We think of a cybernetic system as being embedded in some environment, and aiming to control some aspect of that environment—such as its habitability.

The accounting parallel structure would be: we think of an accounting system as being embedded in some environment, and aiming to control some aspect of that environment — such as its value. The “cartesian” category is the “control” category and the “monoidal” category is the environment.

Lenses were originally developed in database theory [5] (p.2)

One appealing aspect of lenses and optics are that they place both databases and probability in the same framework. Could this be a foundation for “computing with data” as expressed by Chambers when he developed S?

What is the potential for application of “categorical cybernetics” within electricity systems? Could “autonomous energy systems” be expressed in such a framework? How about “integrated decentralized electricity systems”, the (simpler) formulation by Kristov?

We can write $P_π(A)$ to denote the probability of A according to the state π.

The mapping from events to numbers is mediated the state.

Similarly, we can write $P_c(B|A)$ to denote the probability of B given A according to the channel c, where the channel c takes events A as inputs and emits states c(A) as outputs. This means that we can alternatively write $P_c(B|A) = P_{c(A)}(B)$.

If a state is a row in the channel, the “undependent” state is a 1 x N matrix, while the “dependent” state selects a row m from an M x N matrix. This also implies that a state can be obtained from a channel by “pre-multiplying” a map 1 -> M that selects a particular event A. This map acts like a 1 x M matrix on the channel matrix to get a state, a one-row channel.

By composing c and π to form a state c • π on Y,

I’m not sure how he got to the idea that states compose, but it does seem like the matrix multiplication described above.

It seems like this development is missing the role of the “identity” channel $C(X,X)$, which is like an unconditional distribution (or undependent state). This maps events to the probability of the event. Maybe think of this as vector-vector multiplication, where the event $A: 1 -> X$ acts on the “row” π to select a probability $P_π(A)$.

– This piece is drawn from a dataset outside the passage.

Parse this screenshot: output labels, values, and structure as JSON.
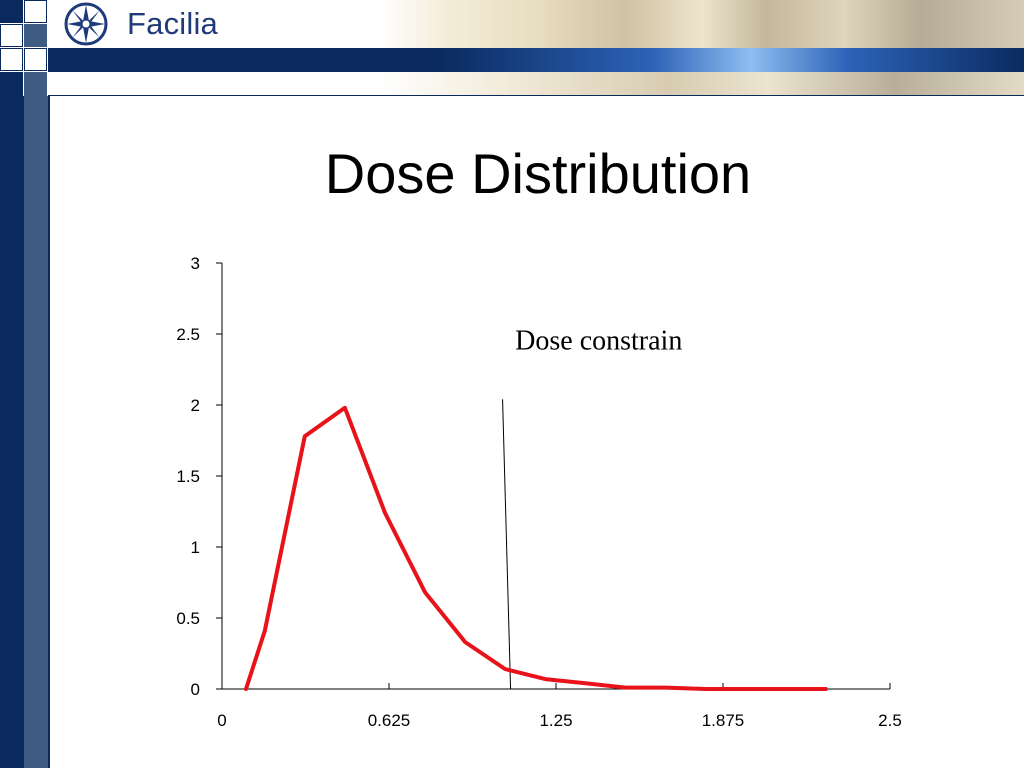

Identity morphisms $id_X : X -> D(X)$ in Kℓ(D) take points to ‘Dirac distributions’: /$id_X := x → 1 |x; these are the unit maps ηX of the monad structure on D.

These are the “identity rows” discussed above.

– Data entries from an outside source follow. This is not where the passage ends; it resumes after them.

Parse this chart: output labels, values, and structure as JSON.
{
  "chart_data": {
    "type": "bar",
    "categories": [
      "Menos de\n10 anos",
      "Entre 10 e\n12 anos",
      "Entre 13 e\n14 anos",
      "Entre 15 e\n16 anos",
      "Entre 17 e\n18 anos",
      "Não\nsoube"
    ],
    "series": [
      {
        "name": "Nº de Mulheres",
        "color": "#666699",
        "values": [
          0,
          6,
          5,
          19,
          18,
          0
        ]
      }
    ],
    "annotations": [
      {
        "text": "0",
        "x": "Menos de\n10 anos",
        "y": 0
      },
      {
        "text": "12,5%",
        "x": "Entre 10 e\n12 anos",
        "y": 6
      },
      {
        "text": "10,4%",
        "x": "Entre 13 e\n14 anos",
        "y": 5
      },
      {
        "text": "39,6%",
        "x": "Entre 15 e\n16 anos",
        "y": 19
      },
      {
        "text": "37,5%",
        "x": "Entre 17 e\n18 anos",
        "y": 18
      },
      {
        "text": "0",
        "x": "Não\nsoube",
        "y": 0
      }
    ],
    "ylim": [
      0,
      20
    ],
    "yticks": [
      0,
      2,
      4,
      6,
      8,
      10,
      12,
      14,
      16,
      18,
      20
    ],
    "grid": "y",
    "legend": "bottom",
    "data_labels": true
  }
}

The Chapman-Kolmogorov equations look a lot like relational composition. Probably identical under the correct definition of “sum”. Peirce originally used this “relational sum” notation directly.

I don’t trust the distribution monad construction at all. I simply don’t see how you get from sets to basis elements weighted by real numbers that sum to one. It’s like a horse and buggy, but where the buggy is nuclear powered. Or where you take an elevator, and you wind up somewhere in the multiverse.

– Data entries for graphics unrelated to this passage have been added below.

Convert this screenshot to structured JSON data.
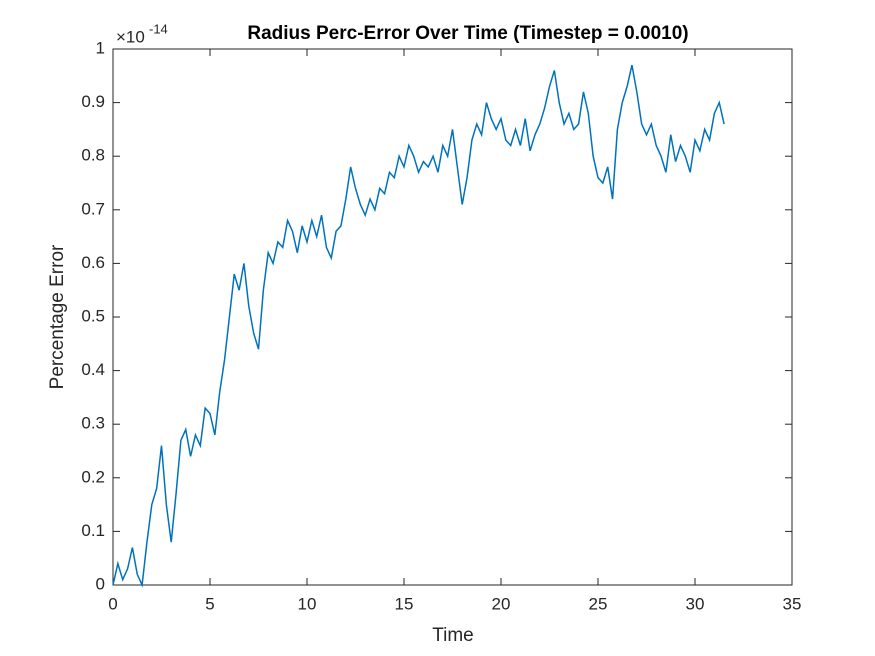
{
  "chart_data": {
    "type": "line",
    "title": "Radius Perc-Error Over Time (Timestep = 0.0010)",
    "x_label": "Time",
    "y_label": "Percentage Error",
    "y_multiplier": {
      "base": "×10",
      "exponent": "-14"
    },
    "xlim": [
      0,
      35
    ],
    "xticks": [
      0,
      5,
      10,
      15,
      20,
      25,
      30,
      35
    ],
    "ylim": [
      0,
      1
    ],
    "yticks": [
      0,
      0.1,
      0.2,
      0.3,
      0.4,
      0.5,
      0.6,
      0.7,
      0.8,
      0.9,
      1
    ],
    "grid": false,
    "x": [
      0,
      0.25,
      0.5,
      0.75,
      1,
      1.25,
      1.5,
      1.75,
      2,
      2.25,
      2.5,
      2.75,
      3,
      3.25,
      3.5,
      3.75,
      4,
      4.25,
      4.5,
      4.75,
      5,
      5.25,
      5.5,
      5.75,
      6,
      6.25,
      6.5,
      6.75,
      7,
      7.25,
      7.5,
      7.75,
      8,
      8.25,
      8.5,
      8.75,
      9,
      9.25,
      9.5,
      9.75,
      10,
      10.25,
      10.5,
      10.75,
      11,
      11.25,
      11.5,
      11.75,
      12,
      12.25,
      12.5,
      12.75,
      13,
      13.25,
      13.5,
      13.75,
      14,
      14.25,
      14.5,
      14.75,
      15,
      15.25,
      15.5,
      15.75,
      16,
      16.25,
      16.5,
      16.75,
      17,
      17.25,
      17.5,
      17.75,
      18,
      18.25,
      18.5,
      18.75,
      19,
      19.25,
      19.5,
      19.75,
      20,
      20.25,
      20.5,
      20.75,
      21,
      21.25,
      21.5,
      21.75,
      22,
      22.25,
      22.5,
      22.75,
      23,
      23.25,
      23.5,
      23.75,
      24,
      24.25,
      24.5,
      24.75,
      25,
      25.25,
      25.5,
      25.75,
      26,
      26.25,
      26.5,
      26.75,
      27,
      27.25,
      27.5,
      27.75,
      28,
      28.25,
      28.5,
      28.75,
      29,
      29.25,
      29.5,
      29.75,
      30,
      30.25,
      30.5,
      30.75,
      31,
      31.25,
      31.5
    ],
    "series": [
      {
        "name": "Percentage Error",
        "color": "#0072bd",
        "values": [
          0,
          0.04,
          0.01,
          0.03,
          0.07,
          0.02,
          0,
          0.08,
          0.15,
          0.18,
          0.26,
          0.15,
          0.08,
          0.17,
          0.27,
          0.29,
          0.24,
          0.28,
          0.26,
          0.33,
          0.32,
          0.28,
          0.36,
          0.42,
          0.5,
          0.58,
          0.55,
          0.6,
          0.52,
          0.47,
          0.44,
          0.55,
          0.62,
          0.6,
          0.64,
          0.63,
          0.68,
          0.66,
          0.62,
          0.67,
          0.64,
          0.68,
          0.65,
          0.69,
          0.63,
          0.61,
          0.66,
          0.67,
          0.72,
          0.78,
          0.74,
          0.71,
          0.69,
          0.72,
          0.7,
          0.74,
          0.73,
          0.77,
          0.76,
          0.8,
          0.78,
          0.82,
          0.8,
          0.77,
          0.79,
          0.78,
          0.8,
          0.77,
          0.82,
          0.8,
          0.85,
          0.78,
          0.71,
          0.76,
          0.83,
          0.86,
          0.84,
          0.9,
          0.87,
          0.85,
          0.87,
          0.83,
          0.82,
          0.85,
          0.82,
          0.87,
          0.81,
          0.84,
          0.86,
          0.89,
          0.93,
          0.96,
          0.9,
          0.86,
          0.88,
          0.85,
          0.86,
          0.92,
          0.88,
          0.8,
          0.76,
          0.75,
          0.78,
          0.72,
          0.85,
          0.9,
          0.93,
          0.97,
          0.92,
          0.86,
          0.84,
          0.86,
          0.82,
          0.8,
          0.77,
          0.84,
          0.79,
          0.82,
          0.8,
          0.77,
          0.83,
          0.81,
          0.85,
          0.83,
          0.88,
          0.9,
          0.86
        ]
      }
    ]
  }
}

For the “distribution monad”, it seems like vector spaces are the more natural setting. Many of the monoidal constructions seem to make more sense if a single real number is the “unit”. Then an “effect” is a mapping to a real number. Maybe some of the problem is that Set is considered to include the real numbers, so a “singleton” real number makes sense.

The “linear” setting also harkens back to quantum mechanics (complex probability) and perhaps to linear logic.

What type of construction would be possible within FiniteSet? How could the combinatorial combinations that describe cards be described within this categorical probability setting?

The notion of mixed or profunctor optics reminds me of Vaughn Pratt’s paper where he considered profunctors. I need to see if I can find this again.